The exhibit will open again Monday, he said, and the safety precautions will begin again.
The museums where the scrolls are making appearances have to take such precautions because, Pishney said, moving the scrolls from their 2,000-year residency in the caves caused rapid deterioration in their condition.
The documents were originally pieced together by the best way known in the 1950s — by placing them bare on a table and matching the fragments with their counterparts with ungloved hands, keeping them held in place with Scotch tape, according to the museum’s Web site.
Much of the restoration done today is to reverse the damage caused when they were first handled, such as using organic solvents to remove the tape and clean the oils and stains with gentle cleaners, the site said.
“It’s great that they’re here in Raleigh, because now students here will be able to go and see them in person,” Anastasia Astratova, a sophomore in economics, said. “It’s a wonderful opportunity.”
While the museum is doing what it can to preserve the scrolls, they will continue to deteriorate as they are being handled and exposed to different environments. According to Pishney, the scrolls are protected from light and humidity damage as they are transported and shown at the museums.
At the North Carolina Museum of Natural Sciences, the separate, HVAC-controlled room reserved for observing the scrolls is kept at 68 degrees Fahrenheit and at 50 percent humidity.
The museum has limited exposure to light so that the scrolls are kept at constant conditions and do not deteriorate any further. It is for this reason the museum does not allow flash photography in the exhibit — sudden light would further expedite the darkening process of the scrolls, Pishney said.
The conserved fragments are arranged on acid-free cardboard, arranged with hinges made of Japanese tissue paper, stored in protective boxes in a climate-controlled storeroom and then only brought out for observation, Pishney said. The scrolls are only on display for three month intervals, after which they are switched out for six new scrolls that were previously “resting” in the Israel Antiques Authority Storeroom, according to the Web site.

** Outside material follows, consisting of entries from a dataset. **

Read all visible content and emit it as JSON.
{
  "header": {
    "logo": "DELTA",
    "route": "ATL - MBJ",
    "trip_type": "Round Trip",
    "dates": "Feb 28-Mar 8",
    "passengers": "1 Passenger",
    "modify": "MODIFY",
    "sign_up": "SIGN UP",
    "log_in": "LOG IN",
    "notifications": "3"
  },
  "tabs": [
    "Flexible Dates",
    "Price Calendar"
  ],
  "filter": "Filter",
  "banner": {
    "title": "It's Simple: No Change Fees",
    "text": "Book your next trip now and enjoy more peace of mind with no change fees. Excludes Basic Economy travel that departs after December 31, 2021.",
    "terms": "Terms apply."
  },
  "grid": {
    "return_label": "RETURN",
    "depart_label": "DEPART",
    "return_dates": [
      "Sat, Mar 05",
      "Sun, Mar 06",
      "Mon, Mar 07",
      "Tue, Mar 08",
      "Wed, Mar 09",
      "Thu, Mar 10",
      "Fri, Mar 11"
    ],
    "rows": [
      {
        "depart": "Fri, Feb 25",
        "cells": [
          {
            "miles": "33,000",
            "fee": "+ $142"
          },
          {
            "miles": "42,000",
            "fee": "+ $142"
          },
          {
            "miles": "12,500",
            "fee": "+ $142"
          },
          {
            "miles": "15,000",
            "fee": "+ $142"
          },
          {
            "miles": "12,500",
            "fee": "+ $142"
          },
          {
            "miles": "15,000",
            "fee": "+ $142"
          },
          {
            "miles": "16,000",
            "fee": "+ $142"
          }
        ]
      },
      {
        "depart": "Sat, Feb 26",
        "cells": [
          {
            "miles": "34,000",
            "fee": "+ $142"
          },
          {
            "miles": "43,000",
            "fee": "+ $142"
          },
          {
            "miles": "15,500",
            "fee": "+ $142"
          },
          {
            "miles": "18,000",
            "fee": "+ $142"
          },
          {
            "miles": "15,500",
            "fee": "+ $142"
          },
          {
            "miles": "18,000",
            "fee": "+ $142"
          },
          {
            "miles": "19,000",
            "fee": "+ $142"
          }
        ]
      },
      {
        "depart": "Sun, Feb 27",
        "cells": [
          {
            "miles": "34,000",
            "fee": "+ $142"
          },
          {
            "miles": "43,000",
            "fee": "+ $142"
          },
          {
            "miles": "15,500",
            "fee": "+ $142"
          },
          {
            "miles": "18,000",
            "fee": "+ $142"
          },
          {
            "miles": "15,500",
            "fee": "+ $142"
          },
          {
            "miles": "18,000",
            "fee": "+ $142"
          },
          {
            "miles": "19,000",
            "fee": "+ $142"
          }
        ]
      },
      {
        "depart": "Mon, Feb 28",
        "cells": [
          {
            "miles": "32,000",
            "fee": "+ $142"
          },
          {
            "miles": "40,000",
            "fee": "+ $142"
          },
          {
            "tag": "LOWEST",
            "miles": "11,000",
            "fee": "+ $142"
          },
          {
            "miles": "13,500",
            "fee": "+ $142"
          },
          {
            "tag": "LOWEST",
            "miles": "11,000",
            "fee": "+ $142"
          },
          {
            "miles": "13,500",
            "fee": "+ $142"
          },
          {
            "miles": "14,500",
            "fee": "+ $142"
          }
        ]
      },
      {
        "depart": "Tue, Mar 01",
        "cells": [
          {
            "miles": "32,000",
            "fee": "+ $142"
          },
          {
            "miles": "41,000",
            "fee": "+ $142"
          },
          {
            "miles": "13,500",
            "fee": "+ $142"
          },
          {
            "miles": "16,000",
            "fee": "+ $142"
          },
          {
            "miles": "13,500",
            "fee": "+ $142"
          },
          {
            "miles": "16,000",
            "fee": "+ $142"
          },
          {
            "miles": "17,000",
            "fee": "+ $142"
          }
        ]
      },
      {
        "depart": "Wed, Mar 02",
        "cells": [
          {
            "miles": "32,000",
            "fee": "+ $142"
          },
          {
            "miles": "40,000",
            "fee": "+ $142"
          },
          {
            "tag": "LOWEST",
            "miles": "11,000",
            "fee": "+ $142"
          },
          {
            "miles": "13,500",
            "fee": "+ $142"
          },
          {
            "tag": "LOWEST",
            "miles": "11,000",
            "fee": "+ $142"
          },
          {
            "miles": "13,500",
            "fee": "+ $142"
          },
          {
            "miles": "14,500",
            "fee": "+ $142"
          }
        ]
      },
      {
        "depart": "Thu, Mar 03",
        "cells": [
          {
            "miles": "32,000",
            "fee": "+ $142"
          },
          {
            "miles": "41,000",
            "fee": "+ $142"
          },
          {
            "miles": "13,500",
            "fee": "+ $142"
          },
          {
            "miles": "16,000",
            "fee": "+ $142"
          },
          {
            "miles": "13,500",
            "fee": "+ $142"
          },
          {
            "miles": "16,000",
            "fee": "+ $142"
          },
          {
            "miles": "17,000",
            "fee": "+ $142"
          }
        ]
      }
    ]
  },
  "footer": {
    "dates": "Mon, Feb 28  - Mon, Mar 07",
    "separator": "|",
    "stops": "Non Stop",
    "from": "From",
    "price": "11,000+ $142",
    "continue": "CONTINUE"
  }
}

Because the scrolls’ authors scribed on parchment, and some on papyrus, the brittle condition of the scrolls will only encourage their deterioration in the years to come, Pishney said. It is for this reason that the IAA has taken on the project of digitally photographing each of the 900 texts pieced together from those desert caves in Qumran, he said.
Using space-age technology, Pishney said the digitalization will take over five years to complete. He said this type of photography has already brought new insight into the scrolls — because of infrared light the technique uses, certain letters can be seen that were previously undetected by the naked eye, he said, adding that this has filled many of the gaps in meanings found by previous scholars.
Although the scrolls were written about 1,000 years before the Old Testament as we know it today, they are almost identical in translation to the Old Testament. This caused scholars to speculate as to how old they truly are, Pishney said.
Scientists have been able to date the documents by Carbon-14 dating, where the radioactive decay of the Carbon-14 isotope is measured to determine the age of organic items. This process, combined with paleography — the study of the evolution of handwriting — have done well to date the scrolls to the years between 150 BC to 68 AD.
“It’s amazing that something so old is that well preserved and can reveal so much about history,” Charlene Thomas, a sophomore in communication media, said.